Chances are you've got a story like Andrea Zintz's. Now president of Andrea Zintz & Associates, a consulting firm in Pennington, N.J., she was working for a health-care concern in 1997 when the firm's executive committee decided to launch an innovation initiative for 800 managers across all of its operating companies. Two weeks after the kickoff event—three fabulous days of inspirational talks by inventors, creators, and consultants—each attendee received a big box with the words "Tool Kit" on the front. It was filled with binders, pamphlets, videotapes, all kinds of useful information—and it sat on managers' shelves. No follow-up ever took place.
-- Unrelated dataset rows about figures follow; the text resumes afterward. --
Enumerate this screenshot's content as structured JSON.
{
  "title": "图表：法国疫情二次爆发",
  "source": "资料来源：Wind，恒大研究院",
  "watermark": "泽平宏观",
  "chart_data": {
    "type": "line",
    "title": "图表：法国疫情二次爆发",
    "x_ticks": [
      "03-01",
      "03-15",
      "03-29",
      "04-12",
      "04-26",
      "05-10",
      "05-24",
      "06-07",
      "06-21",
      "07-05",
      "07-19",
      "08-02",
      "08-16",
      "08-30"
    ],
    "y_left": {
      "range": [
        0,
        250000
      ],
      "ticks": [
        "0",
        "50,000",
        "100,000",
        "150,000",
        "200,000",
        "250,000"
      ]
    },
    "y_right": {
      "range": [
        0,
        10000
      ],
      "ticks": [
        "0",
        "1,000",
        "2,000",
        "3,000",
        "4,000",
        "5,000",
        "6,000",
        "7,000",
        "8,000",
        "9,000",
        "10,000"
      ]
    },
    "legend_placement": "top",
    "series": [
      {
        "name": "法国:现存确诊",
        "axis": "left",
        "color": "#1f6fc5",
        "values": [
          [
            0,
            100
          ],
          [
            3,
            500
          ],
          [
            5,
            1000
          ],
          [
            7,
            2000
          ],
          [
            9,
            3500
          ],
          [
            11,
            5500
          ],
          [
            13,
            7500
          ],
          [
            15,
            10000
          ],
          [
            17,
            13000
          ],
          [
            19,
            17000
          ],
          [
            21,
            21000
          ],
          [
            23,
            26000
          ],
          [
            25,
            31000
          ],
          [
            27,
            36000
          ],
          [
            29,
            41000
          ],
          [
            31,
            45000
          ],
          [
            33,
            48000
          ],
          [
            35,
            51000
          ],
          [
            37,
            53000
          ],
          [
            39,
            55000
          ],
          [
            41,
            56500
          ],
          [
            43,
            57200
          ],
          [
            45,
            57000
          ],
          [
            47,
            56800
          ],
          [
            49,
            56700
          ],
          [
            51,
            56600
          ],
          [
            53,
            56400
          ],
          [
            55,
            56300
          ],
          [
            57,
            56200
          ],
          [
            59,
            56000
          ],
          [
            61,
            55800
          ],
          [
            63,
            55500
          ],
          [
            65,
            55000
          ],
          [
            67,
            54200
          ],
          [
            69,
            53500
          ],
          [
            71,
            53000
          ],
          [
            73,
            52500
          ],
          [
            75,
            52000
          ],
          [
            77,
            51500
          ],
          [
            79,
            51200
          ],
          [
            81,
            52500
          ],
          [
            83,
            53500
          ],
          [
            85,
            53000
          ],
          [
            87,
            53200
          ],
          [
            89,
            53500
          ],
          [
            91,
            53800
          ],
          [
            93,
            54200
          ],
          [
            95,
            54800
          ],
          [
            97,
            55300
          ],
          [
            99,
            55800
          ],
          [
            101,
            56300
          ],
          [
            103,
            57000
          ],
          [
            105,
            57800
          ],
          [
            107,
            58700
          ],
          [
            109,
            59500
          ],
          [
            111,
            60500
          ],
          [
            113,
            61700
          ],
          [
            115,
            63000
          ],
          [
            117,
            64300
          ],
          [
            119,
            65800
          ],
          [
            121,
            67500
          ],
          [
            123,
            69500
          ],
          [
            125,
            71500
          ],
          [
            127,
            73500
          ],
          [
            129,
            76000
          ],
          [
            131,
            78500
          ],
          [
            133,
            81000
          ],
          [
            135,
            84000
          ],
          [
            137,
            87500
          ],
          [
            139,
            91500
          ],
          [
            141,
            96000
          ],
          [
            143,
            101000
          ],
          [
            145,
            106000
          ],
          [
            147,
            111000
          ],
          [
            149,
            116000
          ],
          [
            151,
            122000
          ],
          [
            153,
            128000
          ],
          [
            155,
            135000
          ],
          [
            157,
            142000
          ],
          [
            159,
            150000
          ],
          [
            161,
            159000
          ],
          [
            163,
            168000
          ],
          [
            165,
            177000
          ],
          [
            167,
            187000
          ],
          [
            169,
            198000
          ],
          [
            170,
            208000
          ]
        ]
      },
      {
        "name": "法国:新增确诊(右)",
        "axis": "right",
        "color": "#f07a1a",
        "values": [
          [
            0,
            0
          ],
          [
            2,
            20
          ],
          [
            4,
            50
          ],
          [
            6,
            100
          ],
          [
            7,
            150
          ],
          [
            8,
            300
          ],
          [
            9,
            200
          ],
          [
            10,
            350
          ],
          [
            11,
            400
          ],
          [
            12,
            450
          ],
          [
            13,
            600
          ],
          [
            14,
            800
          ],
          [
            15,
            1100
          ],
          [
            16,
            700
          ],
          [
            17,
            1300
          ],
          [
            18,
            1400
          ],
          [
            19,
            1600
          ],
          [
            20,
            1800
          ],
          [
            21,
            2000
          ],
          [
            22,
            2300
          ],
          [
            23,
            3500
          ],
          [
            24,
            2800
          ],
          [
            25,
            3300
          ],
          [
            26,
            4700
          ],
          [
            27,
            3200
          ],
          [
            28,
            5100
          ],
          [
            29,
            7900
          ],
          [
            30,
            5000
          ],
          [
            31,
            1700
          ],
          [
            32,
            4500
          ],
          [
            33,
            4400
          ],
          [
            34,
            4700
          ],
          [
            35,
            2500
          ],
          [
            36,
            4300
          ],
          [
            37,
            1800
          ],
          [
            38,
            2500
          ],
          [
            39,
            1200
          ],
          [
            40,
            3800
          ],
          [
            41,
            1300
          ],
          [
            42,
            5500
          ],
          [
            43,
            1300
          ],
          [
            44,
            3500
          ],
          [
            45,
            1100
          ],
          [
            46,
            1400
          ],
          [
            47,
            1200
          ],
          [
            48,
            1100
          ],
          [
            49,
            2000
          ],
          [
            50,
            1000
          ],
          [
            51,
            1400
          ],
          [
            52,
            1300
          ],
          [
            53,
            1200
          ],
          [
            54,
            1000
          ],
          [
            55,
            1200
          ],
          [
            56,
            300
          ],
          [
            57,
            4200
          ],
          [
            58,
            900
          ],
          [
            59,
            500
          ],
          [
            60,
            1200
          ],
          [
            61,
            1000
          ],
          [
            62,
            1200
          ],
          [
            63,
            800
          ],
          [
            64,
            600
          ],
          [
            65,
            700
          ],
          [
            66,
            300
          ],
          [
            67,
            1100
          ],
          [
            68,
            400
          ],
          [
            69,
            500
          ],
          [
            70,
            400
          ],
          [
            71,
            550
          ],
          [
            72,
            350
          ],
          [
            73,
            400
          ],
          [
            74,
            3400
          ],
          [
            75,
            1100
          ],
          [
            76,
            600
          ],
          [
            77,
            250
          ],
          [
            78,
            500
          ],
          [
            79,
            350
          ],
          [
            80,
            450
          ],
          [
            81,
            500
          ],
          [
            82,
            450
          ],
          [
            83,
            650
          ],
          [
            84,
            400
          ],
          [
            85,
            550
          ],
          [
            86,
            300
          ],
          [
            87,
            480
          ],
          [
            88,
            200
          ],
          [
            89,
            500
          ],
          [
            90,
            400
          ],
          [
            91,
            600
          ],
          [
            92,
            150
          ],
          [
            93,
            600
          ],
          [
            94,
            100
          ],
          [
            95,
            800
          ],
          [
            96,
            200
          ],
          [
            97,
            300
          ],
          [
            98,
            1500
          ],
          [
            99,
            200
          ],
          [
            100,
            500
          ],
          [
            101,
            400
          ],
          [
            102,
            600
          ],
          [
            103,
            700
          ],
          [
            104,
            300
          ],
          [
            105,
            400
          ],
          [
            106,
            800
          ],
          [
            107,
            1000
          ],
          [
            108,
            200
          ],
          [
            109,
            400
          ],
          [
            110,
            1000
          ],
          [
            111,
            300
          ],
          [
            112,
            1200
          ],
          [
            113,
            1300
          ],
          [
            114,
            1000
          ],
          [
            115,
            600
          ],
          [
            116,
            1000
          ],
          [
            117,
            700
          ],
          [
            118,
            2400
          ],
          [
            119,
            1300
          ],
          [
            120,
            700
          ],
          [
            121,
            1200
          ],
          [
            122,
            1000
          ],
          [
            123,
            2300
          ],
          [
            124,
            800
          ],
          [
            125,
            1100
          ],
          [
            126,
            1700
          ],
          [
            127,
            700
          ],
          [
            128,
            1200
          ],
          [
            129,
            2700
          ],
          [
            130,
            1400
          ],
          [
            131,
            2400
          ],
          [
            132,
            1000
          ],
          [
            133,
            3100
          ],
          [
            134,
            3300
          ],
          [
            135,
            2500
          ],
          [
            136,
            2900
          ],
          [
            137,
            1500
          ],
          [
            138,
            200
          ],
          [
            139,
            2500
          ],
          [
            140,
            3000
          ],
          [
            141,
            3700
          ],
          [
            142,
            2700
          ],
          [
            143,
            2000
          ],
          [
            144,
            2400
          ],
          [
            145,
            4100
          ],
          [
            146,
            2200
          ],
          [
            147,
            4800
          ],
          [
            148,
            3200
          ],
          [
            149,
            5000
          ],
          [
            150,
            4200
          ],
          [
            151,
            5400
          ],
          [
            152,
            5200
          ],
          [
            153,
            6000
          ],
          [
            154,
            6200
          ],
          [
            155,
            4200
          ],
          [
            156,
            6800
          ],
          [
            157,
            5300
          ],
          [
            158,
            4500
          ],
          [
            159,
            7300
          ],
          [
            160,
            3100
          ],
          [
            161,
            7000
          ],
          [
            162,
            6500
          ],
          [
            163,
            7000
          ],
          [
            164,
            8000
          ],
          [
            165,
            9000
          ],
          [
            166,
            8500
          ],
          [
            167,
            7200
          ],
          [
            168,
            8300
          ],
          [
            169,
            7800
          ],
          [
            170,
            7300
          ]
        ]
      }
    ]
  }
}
You're probably laughing—or wincing—in recognition of what has become a familiar tale of corporate change efforts. Indeed, with all the transformation efforts going on these days, the workplace seems to have transmogrified into one continual change initiative. Maybe it's a relief to know that only a few of these efforts will actually be carried through to completion, but that knowledge doesn't do much for morale. Change fatigue is rampant, and it's exacerbated by a natural tendency to distrust change that is imposed from above. The remedy, say the experts, flies in the face of the revolutionary approach to change that reigned during the dot-com era's heyday: Pare down the number of initiatives. Be less preoccupied with large-scale transformation, and focus instead on small improvements. Above all, lose the notion that you need heroic leaders in order to have meaningful, sustained change.
"Change is one of the few areas where experts have been in violent agreement for decades."Change efforts fail for two main reasons, says Garvin:
- Poor design. These include the failure to address the underlying processes used to get the work done (for example, the performance management system, or the way resources are allocated), relying on IT to provide the magic bullet, and not explicitly tackling the necessary behavioral changes.
- Poor communication. A change initiative is like the start of a marathon: change will be occurring rapidly in some units, whereas in others it won't even have gotten under way. Change leaders need to be prepared to give the same speech at least six times or it won't get heard. Unclear intent is another problem. A change effort at Xerox foundered amid mutual recrimination and finger-pointing when an economic downturn revealed a lack of clarity about who was really in charge. Change leaders must explain the particular initiative thoroughly, letting employees hear the arguments for and against the options that were rejected. In addition, they must address employees' fears: "People want to know why you think they can make it through the change," Garvin observes. "They also want to know how you're going to help them through it."